No pasarán

Après La Estupidez et La Paranoïa, le Théâtre des Lucioles revient au Maillon avec L’Entêtement, dernière pièce de Rafael Spregelburd, écrite d’après Les Sept Péchés capitaux de Jérôme Bosch. Un polar historique en pleine Guerre civile espagnole.

Rafael Spregelburd avait inventé, dans La Paranoïa[1. Voir Poly n°129, interview de Marcial Di Fonzo Bo à propos de La Paranoïa ici], le théâtre de science-fiction avec son ballet de personnages déjantés réunis pour sauver le monde des envahisseurs. Avec L’Entêtement, grande fresque historique, l’auteur argentin nous replonge en 1939, à quelques heures de la défaite des Républicains. Chacun des trois actes raconte la même heure et quart, de 17h à 18h14, avec des points de vue renversés sur les situations précédentes, jouant non seulement de l’effet de “déjà vu” cinématographique, mais aussi des codes de l’intrigue policière où la réalité est assujettie aux éléments qui nous sont donnés à voir et à ceux qui ne le sont pas. Juste avant que tout ne bascule, dans ce moment où fascisme et démocratie lancent leurs dernières forces dans la bataille, les hommes s’aiment et se déchirent, les petites histoires personnelles se mêlent à la grande et les faux-semblants deviennent le “la” de la comédie humaine.
Entretien avec les comédiens et metteurs en scène Élise Vigier et Marcial Di Fonzo Bo.

La Paranoïa était loufoque, au quinzième degré alors que dans L’Entêtement, la pièce dévisse et nous fait tomber puis repartir tant au niveau des émotions que de l’intrigue haletante…
Marcial Di Fonzo Bo. Ce mélange de ruptures appuyées par le décor, dont nous bougeons les cloisons, et les styles de jeu très différents étaient déjà dans ce texte, subtil, fin et drôle. Le porter au plateau est un plaisir.

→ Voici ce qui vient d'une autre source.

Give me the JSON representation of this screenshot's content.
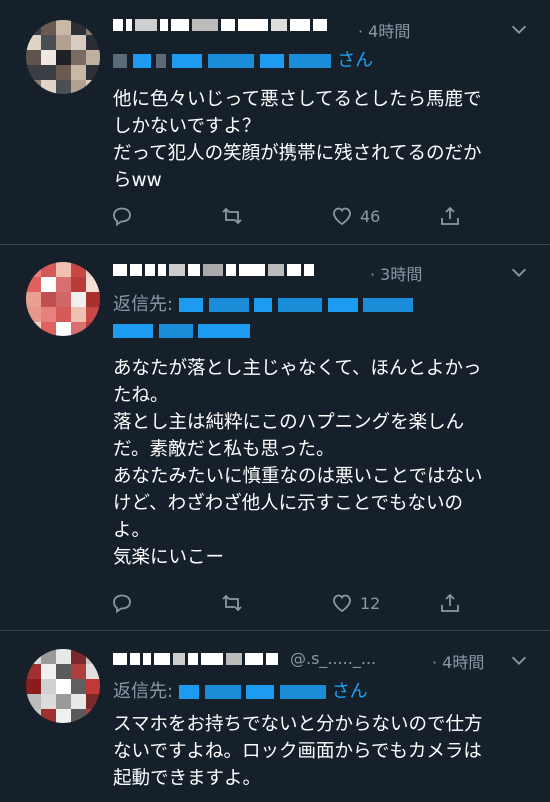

Pourquoi Spregelburd est-il si peu monté alors que son théâtre contient tout : humour féroce, émotions vivaces, styles marqués, fond historique et politique, poids du langage… Une matière géniale !
Marcial Di Fonzo Bo. Il n’a que 42 ans. Il a beaucoup écrit mais ses pièces n’étaient pas traduites, ou pas très bien ! Du coup, elles ne circulaient pas ou presque. Depuis qu’on a commencé La Connerie, ça démarre, il y a un effet boule-de-neige dans la francophonie. Elle va être montée en Belgique par exemple. En Italie, en Allemagne et en Angleterre aussi, l’Heptalogie commence à être portée à la scène. La France traîne un peu…
Élise Vigier. Ici, le poids du texte pèse. Il est toujours mis au-devant alors que Rafael travaille des dramaturgies totalement différentes : le texte est très écrit mais repose aussi sur les acteurs et les situations qui comptent énormément.

N’a-t-on pas aussi du mal avec l’humour en France ?
Élise Vigier. C’est vrai qu’on arrive à rire sur un sujet d’une profonde gravité…
Marcial Di Fonzo Bo. Il y a quelque chose du choc des cultures. Maintenant, les critiques nous taxent de “rigolos”, comme s’il fallait absolument nous ranger dans une case. Nous essayons de nous y soustraire. Cet auteur a le talent de proposer une dramaturgie assez complexe, restant extrêmement accessible. Le public suit l’intrigue de manière naturelle, tout en se perdant dans sa multiplicité, mais c’est bien de ne pas forcément tout comprendre du premier coup. Il y a différents degrés de lecture, différentes strates de compréhension qui, je crois, ne laissent, au final, personne de côté. Ce ne sont pas seulement des tournures de phrases ou des trouvailles linguistiques, les situations sont drôles !
Élise Vigier. Rafael écrit pour les acteurs, il l’est lui-même. Se dégage donc aussi un humour brut, fait pour le jeu, pour que des comédiens s’en emparent et habitent le texte.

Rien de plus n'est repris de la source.